Aug 10, 2012
Vincent Grandil, a partner in the Paris law firm Altexis, which caters to rich French citizens, is increasingly being asked by his clients if now would be a good time to flee France for countries with lower tax rates:
We’re getting a lot of calls from high earners who are asking whether they should get out of France. Even young, dynamic people pulling in 200,000 euros [$250,000] are wondering whether to remain in a country where making money is not considered a good thing.
When Francois Hollande was running for president earlier this year he made certain that his countrymen’s disdain for the wealthy was reflected in his platform if he were elected. Among measures to cut back on electricity generated by nuclear power in favor of much more expensive and less reliable renewable energy sources and hiring another 150,000 people onto the public payrolls was his plan to “tax the rich”: incomes above 1 million euros a year would be taxed at 75 percent instead of the current 41 percent.
As president of France, Hollande is now working hard to get that measure passed by the Socialist controlled houses of parliament in September even though it isn’t expected to raise any significant amount of revenue. Sophie Pedder, the Paris bureau chief for The Economist, was interviewed on National Public Radio the day of Hollande’s election victory, and was asked why he was pushing for this tax increase that would affect such a tiny percentage of French citizens. Pedder responded:
Well, it’s quite interesting because he’s been very clear that he doesn’t expect to raise almost any revenue at all from the tax rate. He says what he wants to do is impose a sort of morality on high earners and on what he calls indecent wages.
So he’s really trying to kind of curb, I suppose, excess, and make sure that big bosses, big bankers, and those who are going to be in this sort of an earning bracket will reward themselves with the sort of salaries that people don’t find outrageous. And that’s what he’s after. It’s not about revenue.
How many people, out of a total population of 65 million would be affected by this tax increase? Pedder answered: Probably no more than about 3,000 French households will be affected by this.… That’s an absolutely tiny fraction.… So once you start looking at numbers like that, you realize how this is very much a symbolic gesture.
And do the French support the idea? Said Pedder:
I think it’s been incredibly popular. And if I look back over this campaign, I think that it really marked the moment when he sort of touched French hearts about what he was really trying to do. There were polls that were taken immediately after his announcement, which suggested that the majority of the French thought it was a good idea. So he’s not going against the sort of popular mood at all, far from it.

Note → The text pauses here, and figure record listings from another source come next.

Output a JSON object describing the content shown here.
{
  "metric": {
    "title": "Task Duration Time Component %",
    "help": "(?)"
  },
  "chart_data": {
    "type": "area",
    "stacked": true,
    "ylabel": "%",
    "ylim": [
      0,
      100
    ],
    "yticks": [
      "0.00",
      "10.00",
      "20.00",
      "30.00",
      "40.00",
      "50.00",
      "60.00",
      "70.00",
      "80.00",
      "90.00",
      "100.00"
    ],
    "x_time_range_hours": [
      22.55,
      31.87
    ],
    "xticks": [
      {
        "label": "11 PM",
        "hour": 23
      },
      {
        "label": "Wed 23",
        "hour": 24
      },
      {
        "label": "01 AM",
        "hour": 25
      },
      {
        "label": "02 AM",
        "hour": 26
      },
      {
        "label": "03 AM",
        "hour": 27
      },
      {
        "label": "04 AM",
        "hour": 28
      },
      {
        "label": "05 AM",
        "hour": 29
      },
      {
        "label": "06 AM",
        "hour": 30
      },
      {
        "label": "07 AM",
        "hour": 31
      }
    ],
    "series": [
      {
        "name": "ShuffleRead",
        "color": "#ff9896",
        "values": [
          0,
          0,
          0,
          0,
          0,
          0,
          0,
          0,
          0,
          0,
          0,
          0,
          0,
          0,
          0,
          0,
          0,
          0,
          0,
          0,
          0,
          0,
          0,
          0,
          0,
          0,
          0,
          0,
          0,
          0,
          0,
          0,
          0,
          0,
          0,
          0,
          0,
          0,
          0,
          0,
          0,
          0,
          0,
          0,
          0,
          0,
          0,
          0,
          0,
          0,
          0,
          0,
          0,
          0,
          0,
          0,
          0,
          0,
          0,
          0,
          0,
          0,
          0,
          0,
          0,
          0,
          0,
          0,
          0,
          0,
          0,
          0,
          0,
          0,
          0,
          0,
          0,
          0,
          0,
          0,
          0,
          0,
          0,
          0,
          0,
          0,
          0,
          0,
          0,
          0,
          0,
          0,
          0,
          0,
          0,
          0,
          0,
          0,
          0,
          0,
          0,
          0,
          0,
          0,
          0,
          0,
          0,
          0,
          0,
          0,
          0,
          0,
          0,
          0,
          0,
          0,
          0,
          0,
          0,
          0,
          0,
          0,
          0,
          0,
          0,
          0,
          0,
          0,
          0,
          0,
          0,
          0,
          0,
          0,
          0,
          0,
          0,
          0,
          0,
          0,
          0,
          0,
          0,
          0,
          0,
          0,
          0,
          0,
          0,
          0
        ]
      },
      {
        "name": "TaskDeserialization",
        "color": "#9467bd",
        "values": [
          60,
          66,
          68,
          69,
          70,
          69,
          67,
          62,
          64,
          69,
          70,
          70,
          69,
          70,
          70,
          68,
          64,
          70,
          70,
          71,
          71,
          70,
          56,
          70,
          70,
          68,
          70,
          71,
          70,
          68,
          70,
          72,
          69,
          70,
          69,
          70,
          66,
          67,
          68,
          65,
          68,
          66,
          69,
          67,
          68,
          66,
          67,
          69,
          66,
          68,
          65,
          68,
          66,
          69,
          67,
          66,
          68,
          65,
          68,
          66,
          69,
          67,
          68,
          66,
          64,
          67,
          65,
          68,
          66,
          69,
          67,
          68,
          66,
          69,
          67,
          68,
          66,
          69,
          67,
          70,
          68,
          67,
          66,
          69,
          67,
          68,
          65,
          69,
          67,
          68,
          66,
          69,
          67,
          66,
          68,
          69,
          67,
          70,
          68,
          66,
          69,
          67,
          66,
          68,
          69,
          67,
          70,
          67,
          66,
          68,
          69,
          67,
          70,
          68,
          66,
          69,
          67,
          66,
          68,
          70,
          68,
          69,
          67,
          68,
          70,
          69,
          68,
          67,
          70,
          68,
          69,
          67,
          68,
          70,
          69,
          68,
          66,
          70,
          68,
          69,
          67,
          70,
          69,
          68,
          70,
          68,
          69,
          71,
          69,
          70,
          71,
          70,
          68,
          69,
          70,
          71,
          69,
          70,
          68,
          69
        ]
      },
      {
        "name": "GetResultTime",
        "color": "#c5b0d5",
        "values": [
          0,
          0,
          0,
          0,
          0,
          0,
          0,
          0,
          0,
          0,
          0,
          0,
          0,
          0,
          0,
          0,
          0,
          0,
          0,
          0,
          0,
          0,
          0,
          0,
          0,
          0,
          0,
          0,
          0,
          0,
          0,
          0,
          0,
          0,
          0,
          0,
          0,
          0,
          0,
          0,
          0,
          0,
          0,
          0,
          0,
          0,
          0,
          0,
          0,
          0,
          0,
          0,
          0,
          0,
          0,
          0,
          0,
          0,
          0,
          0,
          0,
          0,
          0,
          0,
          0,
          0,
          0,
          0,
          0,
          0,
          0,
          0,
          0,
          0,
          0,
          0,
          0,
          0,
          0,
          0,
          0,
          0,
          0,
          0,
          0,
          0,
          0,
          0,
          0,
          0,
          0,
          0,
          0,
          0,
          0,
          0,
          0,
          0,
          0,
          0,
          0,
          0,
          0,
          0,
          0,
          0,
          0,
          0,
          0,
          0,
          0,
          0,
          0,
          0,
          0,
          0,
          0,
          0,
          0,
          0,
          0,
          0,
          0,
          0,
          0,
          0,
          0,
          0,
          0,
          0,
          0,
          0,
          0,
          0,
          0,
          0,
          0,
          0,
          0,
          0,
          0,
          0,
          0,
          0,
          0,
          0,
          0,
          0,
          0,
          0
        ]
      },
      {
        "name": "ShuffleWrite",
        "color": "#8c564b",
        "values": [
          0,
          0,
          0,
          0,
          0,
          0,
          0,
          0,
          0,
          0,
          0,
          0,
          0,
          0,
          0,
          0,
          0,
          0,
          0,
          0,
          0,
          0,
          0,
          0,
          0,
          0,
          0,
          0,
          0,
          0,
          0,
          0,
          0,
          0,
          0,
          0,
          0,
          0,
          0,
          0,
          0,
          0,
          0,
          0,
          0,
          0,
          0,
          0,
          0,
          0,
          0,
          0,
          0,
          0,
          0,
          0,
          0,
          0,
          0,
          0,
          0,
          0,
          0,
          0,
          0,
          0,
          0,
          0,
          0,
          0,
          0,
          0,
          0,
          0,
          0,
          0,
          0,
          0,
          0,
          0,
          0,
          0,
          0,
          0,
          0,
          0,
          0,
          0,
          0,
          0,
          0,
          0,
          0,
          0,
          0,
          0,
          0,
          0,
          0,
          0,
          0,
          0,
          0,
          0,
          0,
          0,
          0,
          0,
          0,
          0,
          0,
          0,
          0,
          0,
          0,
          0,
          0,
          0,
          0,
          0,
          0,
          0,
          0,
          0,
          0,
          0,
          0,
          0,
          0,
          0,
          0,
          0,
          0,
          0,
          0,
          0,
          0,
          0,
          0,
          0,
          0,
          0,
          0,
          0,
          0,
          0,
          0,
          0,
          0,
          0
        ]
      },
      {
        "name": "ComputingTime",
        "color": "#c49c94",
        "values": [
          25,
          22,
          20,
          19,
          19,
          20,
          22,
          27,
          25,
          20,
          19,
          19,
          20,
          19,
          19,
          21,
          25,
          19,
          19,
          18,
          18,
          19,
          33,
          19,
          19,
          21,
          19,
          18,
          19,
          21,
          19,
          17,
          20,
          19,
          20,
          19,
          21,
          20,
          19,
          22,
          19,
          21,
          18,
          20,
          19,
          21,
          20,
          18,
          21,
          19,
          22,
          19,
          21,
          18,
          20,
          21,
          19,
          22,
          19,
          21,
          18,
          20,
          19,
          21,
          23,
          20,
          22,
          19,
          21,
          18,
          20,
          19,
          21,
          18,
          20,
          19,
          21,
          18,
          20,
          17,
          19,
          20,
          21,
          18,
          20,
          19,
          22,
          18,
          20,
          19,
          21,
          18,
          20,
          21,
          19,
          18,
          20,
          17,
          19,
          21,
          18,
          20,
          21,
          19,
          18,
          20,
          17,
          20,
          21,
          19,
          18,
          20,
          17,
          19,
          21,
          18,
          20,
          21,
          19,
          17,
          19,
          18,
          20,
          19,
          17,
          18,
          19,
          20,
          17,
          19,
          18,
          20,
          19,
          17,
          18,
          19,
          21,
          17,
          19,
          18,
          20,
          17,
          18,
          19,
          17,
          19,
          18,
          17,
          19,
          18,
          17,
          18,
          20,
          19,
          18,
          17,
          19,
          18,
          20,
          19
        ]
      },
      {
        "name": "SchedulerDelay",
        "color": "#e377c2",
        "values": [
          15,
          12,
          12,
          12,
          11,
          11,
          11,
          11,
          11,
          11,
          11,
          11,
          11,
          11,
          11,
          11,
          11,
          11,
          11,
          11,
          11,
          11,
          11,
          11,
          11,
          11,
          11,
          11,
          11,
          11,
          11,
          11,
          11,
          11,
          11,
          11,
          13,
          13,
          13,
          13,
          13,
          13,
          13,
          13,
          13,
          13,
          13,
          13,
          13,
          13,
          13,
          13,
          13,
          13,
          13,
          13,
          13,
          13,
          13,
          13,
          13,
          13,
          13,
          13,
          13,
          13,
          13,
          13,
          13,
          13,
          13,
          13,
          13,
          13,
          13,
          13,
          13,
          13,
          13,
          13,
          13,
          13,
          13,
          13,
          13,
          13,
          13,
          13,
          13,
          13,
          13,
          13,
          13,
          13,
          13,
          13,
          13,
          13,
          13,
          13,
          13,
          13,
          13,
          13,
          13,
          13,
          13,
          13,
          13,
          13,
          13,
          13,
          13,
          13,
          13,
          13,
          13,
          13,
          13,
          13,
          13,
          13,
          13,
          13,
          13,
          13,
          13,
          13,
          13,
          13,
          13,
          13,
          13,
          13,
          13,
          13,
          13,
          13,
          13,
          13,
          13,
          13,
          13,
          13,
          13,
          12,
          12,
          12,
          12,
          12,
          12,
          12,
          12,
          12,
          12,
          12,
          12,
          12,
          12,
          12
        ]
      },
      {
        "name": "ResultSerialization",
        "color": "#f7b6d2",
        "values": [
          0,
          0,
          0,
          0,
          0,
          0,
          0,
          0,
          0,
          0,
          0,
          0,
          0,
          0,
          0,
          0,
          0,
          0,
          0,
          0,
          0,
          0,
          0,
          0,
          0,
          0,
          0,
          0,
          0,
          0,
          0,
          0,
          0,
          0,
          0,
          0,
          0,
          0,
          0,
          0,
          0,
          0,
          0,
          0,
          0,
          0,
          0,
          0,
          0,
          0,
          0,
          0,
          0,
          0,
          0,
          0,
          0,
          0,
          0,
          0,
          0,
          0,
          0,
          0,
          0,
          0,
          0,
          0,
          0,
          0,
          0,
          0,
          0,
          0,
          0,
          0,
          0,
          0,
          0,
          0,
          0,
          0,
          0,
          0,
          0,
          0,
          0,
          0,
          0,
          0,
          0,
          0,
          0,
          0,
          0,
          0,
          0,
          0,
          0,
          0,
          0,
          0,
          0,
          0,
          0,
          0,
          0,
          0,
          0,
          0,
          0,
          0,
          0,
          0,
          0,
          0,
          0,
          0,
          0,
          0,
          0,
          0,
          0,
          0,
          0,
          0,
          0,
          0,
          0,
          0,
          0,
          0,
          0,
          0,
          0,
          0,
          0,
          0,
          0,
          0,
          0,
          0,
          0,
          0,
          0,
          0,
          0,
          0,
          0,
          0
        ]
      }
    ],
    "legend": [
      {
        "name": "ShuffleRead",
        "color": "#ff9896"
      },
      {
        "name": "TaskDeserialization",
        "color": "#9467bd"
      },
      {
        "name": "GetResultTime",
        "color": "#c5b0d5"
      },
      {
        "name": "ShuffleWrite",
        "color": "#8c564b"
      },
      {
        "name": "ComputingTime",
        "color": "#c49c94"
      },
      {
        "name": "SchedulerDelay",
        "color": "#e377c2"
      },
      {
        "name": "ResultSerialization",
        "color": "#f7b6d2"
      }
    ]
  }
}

Grandil agrees — the French are different:
French people have an uncomfortable relationship with money. Here, someone who is a self-made man, creating jobs and ending up as a millionaire, is viewed with suspicion. This is big cultural difference between France and the United States.
Some have already left the country for places that don’t punish wealth so severely. In fact, almost anywhere would be a better choice. The United Kingdom’s top tax bracket is 45 percent, Sweden’s is 57 percent, and Belgium’s is 55 percent. A realtor in Brussels thinks Hollande’s proposal is crazy but is enjoying the increase in business as a result. Jean Dekerchove, manager of Immobilier Le Lion, a high-end agency, says that calls since May have picked up considerably:
It is a ridiculous proposal, but it’s great for us. It’s a huge loss for France because people and businesses come to Belgium [which shares its western border with France] and bring their wealth with them.
But we’re thrilled because they create jobs, they buy houses and spend money — and it’s our economy that profits.
Some have already left. Laetitia Casta, a wealthy French model (and a Victoria Secret’s Angel) moved to London while Alain Ducasse, a French chef, became a naturalized citizen of Monaco to take advantage of that principality’s very low tax rates. French singer and actor Johnny Hallyday (nicknamed “the biggest rock star you’ve never heard of”) moved to Gstaad, Switzerland, to escape the high taxes of France.
Hollande’s proposal is dampening enthusiasm for others to move to France as well. When Pedder was asked about that, she said there is “already … evidence that international companies [in France] that are looking to recruit … foreign senior executives into Paris … are beginning to hear … a bit of apprehension.”
That apprehension is justified. According to the latest index from the Heritage Foundation that ranks countries on the basis of their economic freedom, France comes in at a dismal 63.2, making it the 67th freest country in their 2012 Index.
And while France was just beginning to recover from a recession that followed the Great Recession in the United States, the Bank of France is predicting that it will go into recession again this fall.
But Hollande doesn’t seem to care. His Labour Minister, Michel Sapin, announced in early June plans to fine companies that are thinking of laying off workers severely enough “to make layoffs so expensive for companies that it’s not worth it.”
This of course will ensure that any companies planning to lay off some of their employees will do so immediately before any such mandate goes into effect, as well as ensuring that those too valuable to fire can be moved overseas. Such a mandate will also ensure that any company thinking of hiring new people will give such a decision very careful thought: once hired, never fired!
Hollande must be given credit on at least one point: as a Socialist he thinks that capitalism is evil and must be killed. As president he is now implementing all the plans necessary to do so.